Nonlinear Dynamical Systems in Economics

June 7, 2004 — June 11, 2004

Coordinator:

  • Marji Lines (Universita' di Udine, Udine, Italy)

Many problems in theoretical economics are mathematically formalized as nonlinear dynamical systems of difference and differential equations. Important examples of this class of problems to be covered in the school are overlapping generations models, disequilibrium models of business cycles of Keynesian inspiration, evolutionary models of market dynamics, models from oligopoly theory with nonlinear reaction functions, economic systems of many dimensions.
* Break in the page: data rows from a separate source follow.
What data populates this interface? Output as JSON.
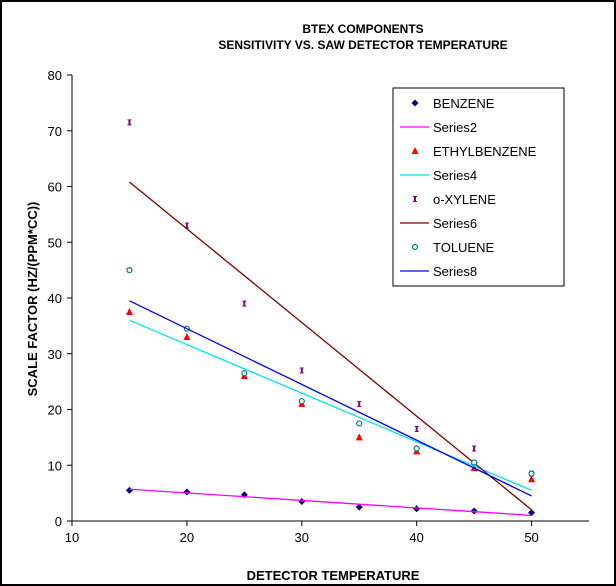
{
  "chart_data": {
    "type": "scatter",
    "title": "BTEX COMPONENTS",
    "subtitle": "SENSITIVITY VS. SAW DETECTOR TEMPERATURE",
    "xlabel": "DETECTOR TEMPERATURE",
    "ylabel": "SCALE FACTOR (HZ/(PPM*CC))",
    "xlim": [
      10,
      55
    ],
    "ylim": [
      0,
      80
    ],
    "xticks": [
      "10",
      "20",
      "30",
      "40",
      "50"
    ],
    "yticks": [
      "0",
      "10",
      "20",
      "30",
      "40",
      "50",
      "60",
      "70",
      "80"
    ],
    "legend_position": "top-right",
    "series": [
      {
        "name": "BENZENE",
        "kind": "points",
        "marker": "diamond",
        "color": "#000080",
        "x": [
          15,
          20,
          25,
          30,
          35,
          40,
          45,
          50
        ],
        "y": [
          5.5,
          5.2,
          4.7,
          3.5,
          2.5,
          2.2,
          1.8,
          1.5
        ]
      },
      {
        "name": "Series2",
        "kind": "line",
        "color": "#ff00ff",
        "x": [
          15,
          50
        ],
        "y": [
          5.7,
          1.0
        ]
      },
      {
        "name": "ETHYLBENZENE",
        "kind": "points",
        "marker": "triangle",
        "color": "#ff0000",
        "x": [
          15,
          20,
          25,
          30,
          35,
          40,
          45,
          50
        ],
        "y": [
          37.5,
          33.0,
          26.0,
          21.0,
          15.0,
          12.5,
          9.5,
          7.5
        ]
      },
      {
        "name": "Series4",
        "kind": "line",
        "color": "#00e5e5",
        "x": [
          15,
          50
        ],
        "y": [
          36.0,
          5.5
        ]
      },
      {
        "name": "o-XYLENE",
        "kind": "points",
        "marker": "bar",
        "color": "#800080",
        "x": [
          15,
          20,
          25,
          30,
          35,
          40,
          45,
          50
        ],
        "y": [
          71.5,
          53.0,
          39.0,
          27.0,
          21.0,
          16.5,
          13.0,
          8.5
        ]
      },
      {
        "name": "Series6",
        "kind": "line",
        "color": "#800000",
        "x": [
          15,
          50
        ],
        "y": [
          60.8,
          2.0
        ]
      },
      {
        "name": "TOLUENE",
        "kind": "points",
        "marker": "circle",
        "color": "#008080",
        "x": [
          15,
          20,
          25,
          30,
          35,
          40,
          45,
          50
        ],
        "y": [
          45.0,
          34.5,
          26.5,
          21.5,
          17.5,
          13.0,
          10.5,
          8.5
        ]
      },
      {
        "name": "Series8",
        "kind": "line",
        "color": "#0000ff",
        "x": [
          15,
          50
        ],
        "y": [
          39.5,
          4.5
        ]
      }
    ]
  }
}
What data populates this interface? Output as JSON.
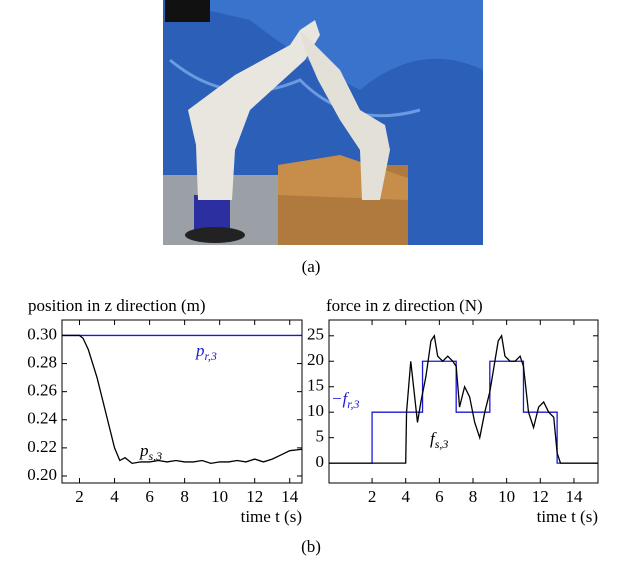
{
  "caption_a": "(a)",
  "caption_b": "(b)",
  "chart_data": [
    {
      "type": "line",
      "title": "position in z direction (m)",
      "x_label": "time t (s)",
      "xlim": [
        1,
        14.7
      ],
      "ylim": [
        0.195,
        0.311
      ],
      "xticks": [
        2,
        4,
        6,
        8,
        10,
        12,
        14
      ],
      "yticks": [
        {
          "value": 0.2,
          "label": "0.20"
        },
        {
          "value": 0.22,
          "label": "0.22"
        },
        {
          "value": 0.24,
          "label": "0.24"
        },
        {
          "value": 0.26,
          "label": "0.26"
        },
        {
          "value": 0.28,
          "label": "0.28"
        },
        {
          "value": 0.3,
          "label": "0.30"
        }
      ],
      "series": [
        {
          "name": "p",
          "sub": "r,3",
          "color": "#1a1ad6",
          "x": [
            1,
            14.7
          ],
          "values": [
            0.3,
            0.3
          ]
        },
        {
          "name": "p",
          "sub": "s,3",
          "color": "#000000",
          "x": [
            1,
            2,
            2.2,
            2.5,
            3,
            3.5,
            4,
            4.3,
            4.6,
            5,
            5.5,
            6,
            6.5,
            7,
            7.5,
            8,
            8.5,
            9,
            9.5,
            10,
            10.5,
            11,
            11.5,
            12,
            12.5,
            13,
            13.5,
            14,
            14.7
          ],
          "values": [
            0.3,
            0.3,
            0.298,
            0.29,
            0.27,
            0.245,
            0.22,
            0.211,
            0.213,
            0.209,
            0.21,
            0.21,
            0.211,
            0.21,
            0.211,
            0.21,
            0.21,
            0.211,
            0.209,
            0.21,
            0.21,
            0.211,
            0.21,
            0.212,
            0.21,
            0.212,
            0.215,
            0.218,
            0.219
          ]
        }
      ]
    },
    {
      "type": "line",
      "title": "force in z direction (N)",
      "x_label": "time t (s)",
      "xlim": [
        -0.56,
        15.43
      ],
      "ylim": [
        -3.9,
        28.1
      ],
      "xticks": [
        2,
        4,
        6,
        8,
        10,
        12,
        14
      ],
      "yticks": [
        0,
        5,
        10,
        15,
        20,
        25
      ],
      "series": [
        {
          "name": "−f",
          "sub": "r,3",
          "color": "#1a1ad6",
          "x": [
            -0.56,
            2,
            2,
            5,
            5,
            7,
            7,
            9,
            9,
            11,
            11,
            13,
            13,
            15.43
          ],
          "values": [
            0,
            0,
            10,
            10,
            20,
            20,
            10,
            10,
            20,
            20,
            10,
            10,
            0,
            0
          ]
        },
        {
          "name": "f",
          "sub": "s,3",
          "color": "#000000",
          "x": [
            -0.56,
            4,
            4.05,
            4.3,
            4.5,
            4.7,
            4.9,
            5.2,
            5.5,
            5.7,
            5.9,
            6.2,
            6.5,
            6.8,
            7.0,
            7.2,
            7.5,
            7.8,
            8.1,
            8.4,
            8.7,
            9.0,
            9.3,
            9.5,
            9.7,
            9.9,
            10.2,
            10.5,
            10.8,
            11.0,
            11.3,
            11.6,
            11.9,
            12.2,
            12.5,
            12.8,
            13.0,
            13.2,
            15.43
          ],
          "values": [
            0,
            0,
            10,
            20,
            14,
            8,
            12,
            17,
            24,
            25,
            21,
            20,
            21,
            20,
            19,
            11,
            15,
            13,
            8,
            5,
            10,
            14,
            20,
            24,
            25,
            21,
            20,
            20,
            21,
            19,
            10,
            7,
            11,
            12,
            10,
            9,
            2,
            0,
            0
          ]
        }
      ]
    }
  ]
}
The study of such nonlinear dynamical systems is heavily based on numerical and graphical methods which support, complement and, at times, substitute “pure” mathematical investigation. The application of these methods has been greatly enhanced in recent years by the universal availability of powerful yet inexpensive computers. The school is organized on the assumption that, in order to maximize their fruitfulness for economics, the new computational methods of nonlinear dynamics must become part of the standard tool-box of economic theorists. This will permit economists to pursue a greater degree of independence from mathematicians and physical scientists, thus being able to adapt the methods to their models rather than vice versa. If will allow economists to distinguish between what is mere mathematical exercise what is significant to economics.

Each lecturer will deliver a set of lectures in which the economic models are presented and analyzed making use of theoretical tools and methodologies to be used in a computer lab session in which students will be guided through a set of associated exercises.

The course is addressed to PhD students and possibly master’s program students, as well as to those postdoctoral and other researchers in economics and related social sciences interested in broadening their knowledge and practical abilities in the application of the techniques of the analysis of nonlinear dynamical systems theory. A good mathematical background is needed from the students as well as their willingness to actively participate in the computer lab sessions. Relevant lecture material and computer exercises (and when possible software or instructions on how to obtain it) will be made available through the CISM website.